Tuesday Afternoon (14:00 - 17:30)

Tutorial D: Traffic Engineering Techniques
(O. Bonaventure, University of Namur)


Initially developed as a research network, the Internet has been optimized to provide a service where the network does its best to deliver packets to their destination. In the research Internet, connectivity was the most important issue. During the last years, we have seen a rapid growth and an increasing utilization of the Internet to carry business critical services such as e-commerce, Virtual Private Networks, Voice over IP, ...To efficiently support those services, several Internet Service Providers (ISP) rely on traffic engineering to better control the flow of IP packets. Traffic engineering encompasses several techniques that can be used to (i) shift traffic away from congested links, (ii) better distribute the traffic inside the network, (iii) quickly react to failures by directing traffic away from the faulty links or (iv) efficiently support Quality of Service (QoS) requirements. The tutorial is divided in three distinct parts.

In the first part, we discuss the techniques that can be used inside a single domain in pure IP networks. All these techniques rely on a careful tuning of the link-state intradomain routing protocols. A first set of techniques is to select the appropriate link metrics to better balance the traffic inside the network. These techniques require a good knowledge of the traffic demand and assume that this demand is stable. We then briefly discuss more dynamic techniques that have been proposed to balance the traffic when the traffic demand fluctuates. Finally, we conclude the first part of the tutorial with a discussion of the restoration time in case of failure in a pure IP network.

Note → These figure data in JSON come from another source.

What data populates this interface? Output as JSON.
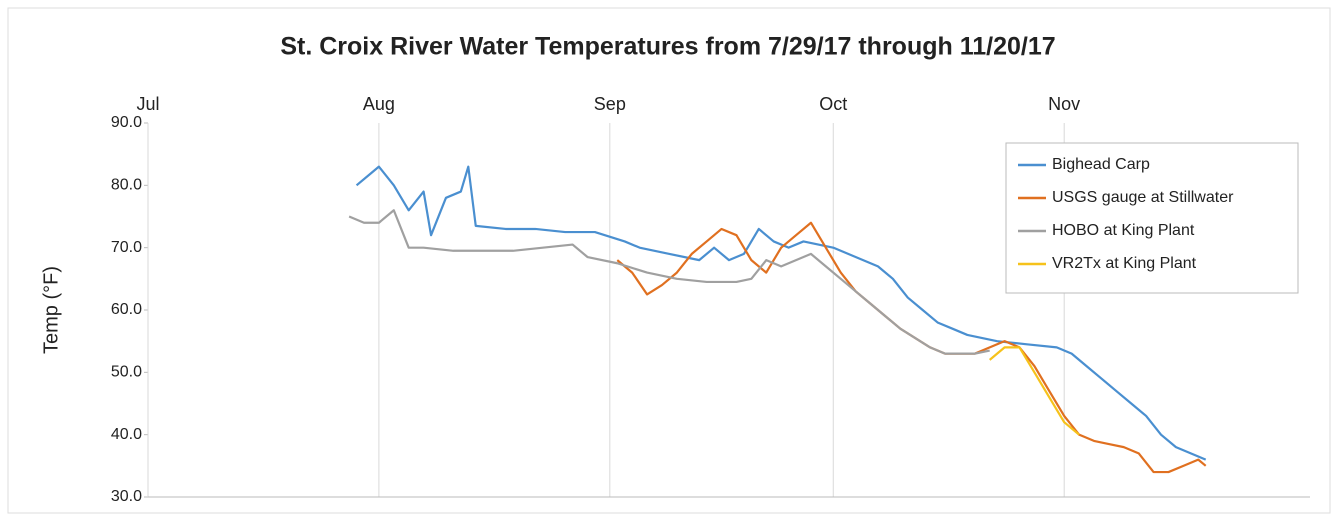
{
  "chart_data": {
    "type": "line",
    "title": "St. Croix River Water Temperatures from 7/29/17 through 11/20/17",
    "ylabel": "Temp (°F)",
    "xlim": [
      0,
      156
    ],
    "ylim": [
      30,
      90
    ],
    "xticks": [
      {
        "value": 0,
        "label": "Jul"
      },
      {
        "value": 31,
        "label": "Aug"
      },
      {
        "value": 62,
        "label": "Sep"
      },
      {
        "value": 92,
        "label": "Oct"
      },
      {
        "value": 123,
        "label": "Nov"
      }
    ],
    "yticks": [
      {
        "value": 30,
        "label": "30.0"
      },
      {
        "value": 40,
        "label": "40.0"
      },
      {
        "value": 50,
        "label": "50.0"
      },
      {
        "value": 60,
        "label": "60.0"
      },
      {
        "value": 70,
        "label": "70.0"
      },
      {
        "value": 80,
        "label": "80.0"
      },
      {
        "value": 90,
        "label": "90.0"
      }
    ],
    "grid": true,
    "legend": "upper right",
    "series": [
      {
        "name": "Bighead Carp",
        "color": "#4a8fd0",
        "x": [
          28,
          30,
          31,
          33,
          35,
          37,
          38,
          40,
          42,
          43,
          44,
          48,
          52,
          56,
          60,
          64,
          66,
          70,
          74,
          76,
          78,
          80,
          82,
          84,
          86,
          88,
          90,
          92,
          94,
          96,
          98,
          100,
          102,
          104,
          106,
          108,
          110,
          114,
          118,
          122,
          124,
          126,
          128,
          130,
          132,
          134,
          136,
          138,
          140,
          142
        ],
        "values": [
          80,
          82,
          83,
          80,
          76,
          79,
          72,
          78,
          79,
          83,
          73.5,
          73,
          73,
          72.5,
          72.5,
          71,
          70,
          69,
          68,
          70,
          68,
          69,
          73,
          71,
          70,
          71,
          70.5,
          70,
          69,
          68,
          67,
          65,
          62,
          60,
          58,
          57,
          56,
          55,
          54.5,
          54,
          53,
          51,
          49,
          47,
          45,
          43,
          40,
          38,
          37,
          36
        ]
      },
      {
        "name": "USGS gauge at Stillwater",
        "color": "#e07020",
        "x": [
          63,
          65,
          67,
          69,
          71,
          73,
          75,
          77,
          79,
          81,
          83,
          85,
          87,
          89,
          91,
          93,
          95,
          97,
          99,
          101,
          103,
          105,
          107,
          109,
          111,
          113,
          115,
          117,
          119,
          121,
          123,
          125,
          127,
          129,
          131,
          133,
          135,
          137,
          139,
          141,
          142
        ],
        "values": [
          68,
          66,
          62.5,
          64,
          66,
          69,
          71,
          73,
          72,
          68,
          66,
          70,
          72,
          74,
          70,
          66,
          63,
          61,
          59,
          57,
          55.5,
          54,
          53,
          53,
          53,
          54,
          55,
          54,
          51,
          47,
          43,
          40,
          39,
          38.5,
          38,
          37,
          34,
          34,
          35,
          36,
          35
        ]
      },
      {
        "name": "HOBO at King Plant",
        "color": "#a0a0a0",
        "x": [
          27,
          29,
          31,
          33,
          35,
          37,
          41,
          45,
          49,
          53,
          57,
          59,
          63,
          67,
          71,
          75,
          79,
          81,
          83,
          85,
          87,
          89,
          91,
          93,
          95,
          97,
          99,
          101,
          103,
          105,
          107,
          109,
          111,
          113
        ],
        "values": [
          75,
          74,
          74,
          76,
          70,
          70,
          69.5,
          69.5,
          69.5,
          70,
          70.5,
          68.5,
          67.5,
          66,
          65,
          64.5,
          64.5,
          65,
          68,
          67,
          68,
          69,
          67,
          65,
          63,
          61,
          59,
          57,
          55.5,
          54,
          53,
          53,
          53,
          53.5
        ]
      },
      {
        "name": "VR2Tx at King Plant",
        "color": "#f6c21b",
        "x": [
          113,
          115,
          117,
          119,
          121,
          123,
          125
        ],
        "values": [
          52,
          54,
          54,
          50,
          46,
          42,
          40
        ]
      }
    ]
  }
}
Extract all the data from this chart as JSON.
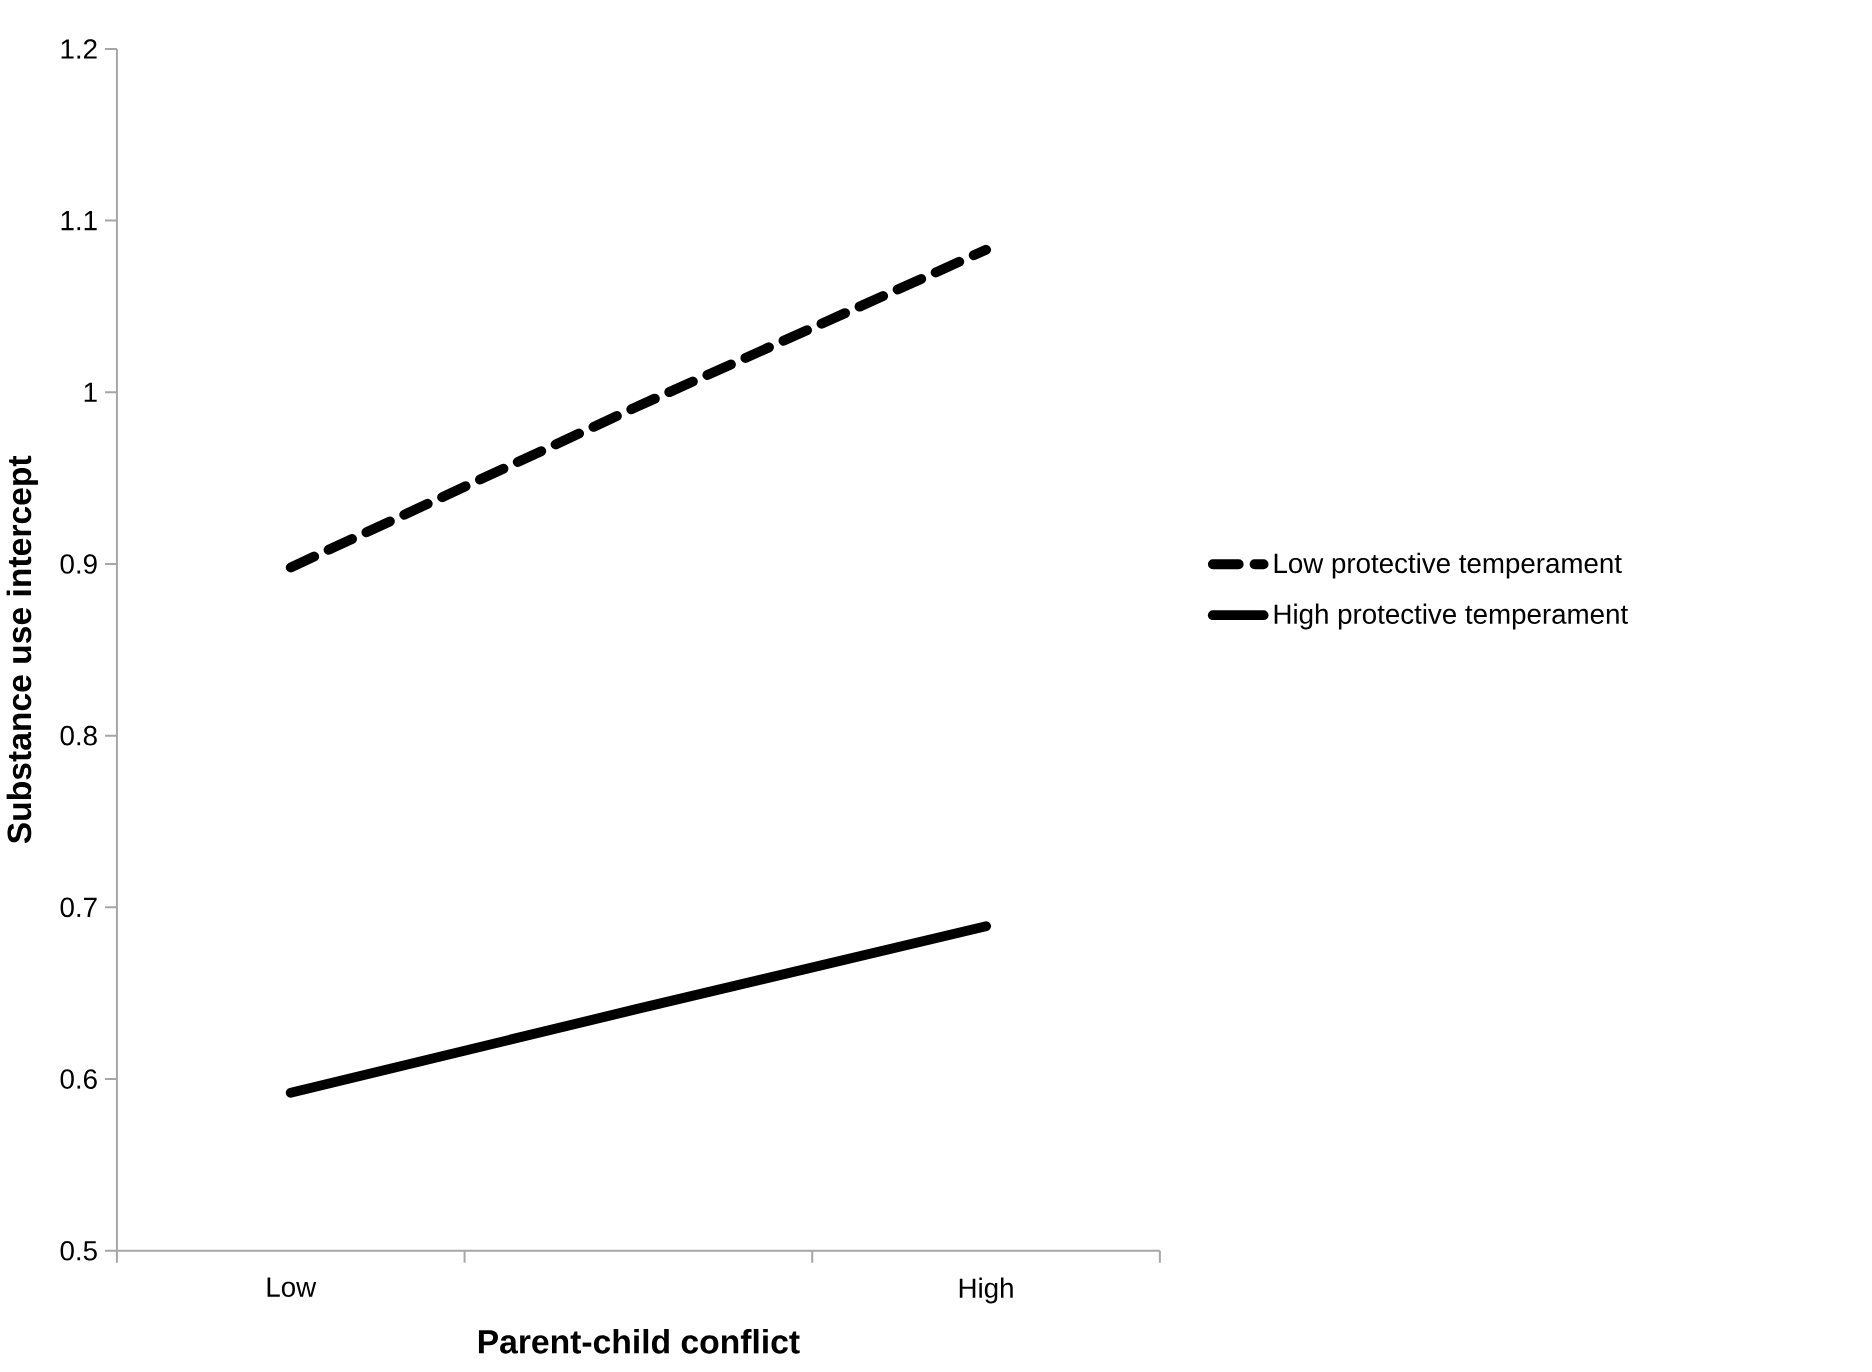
{
  "chart_data": {
    "type": "line",
    "xlabel": "Parent-child conflict",
    "ylabel": "Substance use intercept",
    "categories": [
      "Low",
      null,
      "High"
    ],
    "series": [
      {
        "name": "Low protective temperament",
        "color": "#000000",
        "line_style": "dashed",
        "values": [
          0.898,
          0.992,
          1.083
        ]
      },
      {
        "name": "High protective temperament",
        "color": "#000000",
        "line_style": "solid",
        "values": [
          0.592,
          0.641,
          0.689
        ]
      }
    ],
    "ylim": [
      0.5,
      1.2
    ],
    "yticks": [
      0.5,
      0.6,
      0.7,
      0.8,
      0.9,
      1,
      1.1,
      1.2
    ],
    "grid": false,
    "legend": "right",
    "marker": "none"
  }
}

In the second part of the tutorial, we still consider a single domain, but in this part we show the benefits of using MultiProtocol Label Switching (MPLS) to forward the IP packets inside this network. A first technique is to statically establish Label Switched Paths (LSP) inside the network based on the known traffic demand. This technique is similar in principle to the settings of the link metrics in a pure IP network, but MPLS allows to better control the flow of packets inside the network. If the traffic demand is not stable, LSPs can be setup dynamically by a signalling protocol such as RSVP-TE based on the information distributed by the intradomain routing protocol (OSPF-TE, ISIS-TE) We describe the operations of these protocols in details. Finally, we describe the restoration capabilities of MPLS in case of failures.

In the third part of the tutorial, we describe the traffic engineering techniques that can be used to control the flow of IP packets across interdomain boundaries. We first discuss the characteristics of interdomain traffic and then show how a tuning of the configuration of the BGP routers can be used by a domain to control the flow of its incoming and outgoing traffic. We discuss the advantages and drawbacks of these techniques as well as the utilization of the BGP community attribute for traffic engineering purposes.

Speaker's biography: Olivier Bonaventure received his PhD from the University of Liege (Belgium) at the Research Unit in Networking headed by Prof. Andre Danthine. He spent one year at the Alcatel Alsthom Corporate Research Center in Antwerp before becoming professor and leading the network research group   http://www.infonet.fundp.ac.be  at the University of Namur during four years. Since October 2002, he is professor at the Catholic University of Louvain (Belgium). He has published more than twenty papers on Quality of Service (QoS), the performance of TCP/IP in ATM networks, Internet traffic characterization, BGP ... His current research interests include interdomain routing and traffic engineering, Internet traffic characterization and wireless IP networks. Olivier Bonaventure is the Belgian representative of the COST263 action on Quality of future Internet Services. He is on the editorial board of IEEE Network Magazine and received the Alcatel Bell and the Wernaers prizes from the Belgian National Fund for Scientific Research (FNRS) in 2001.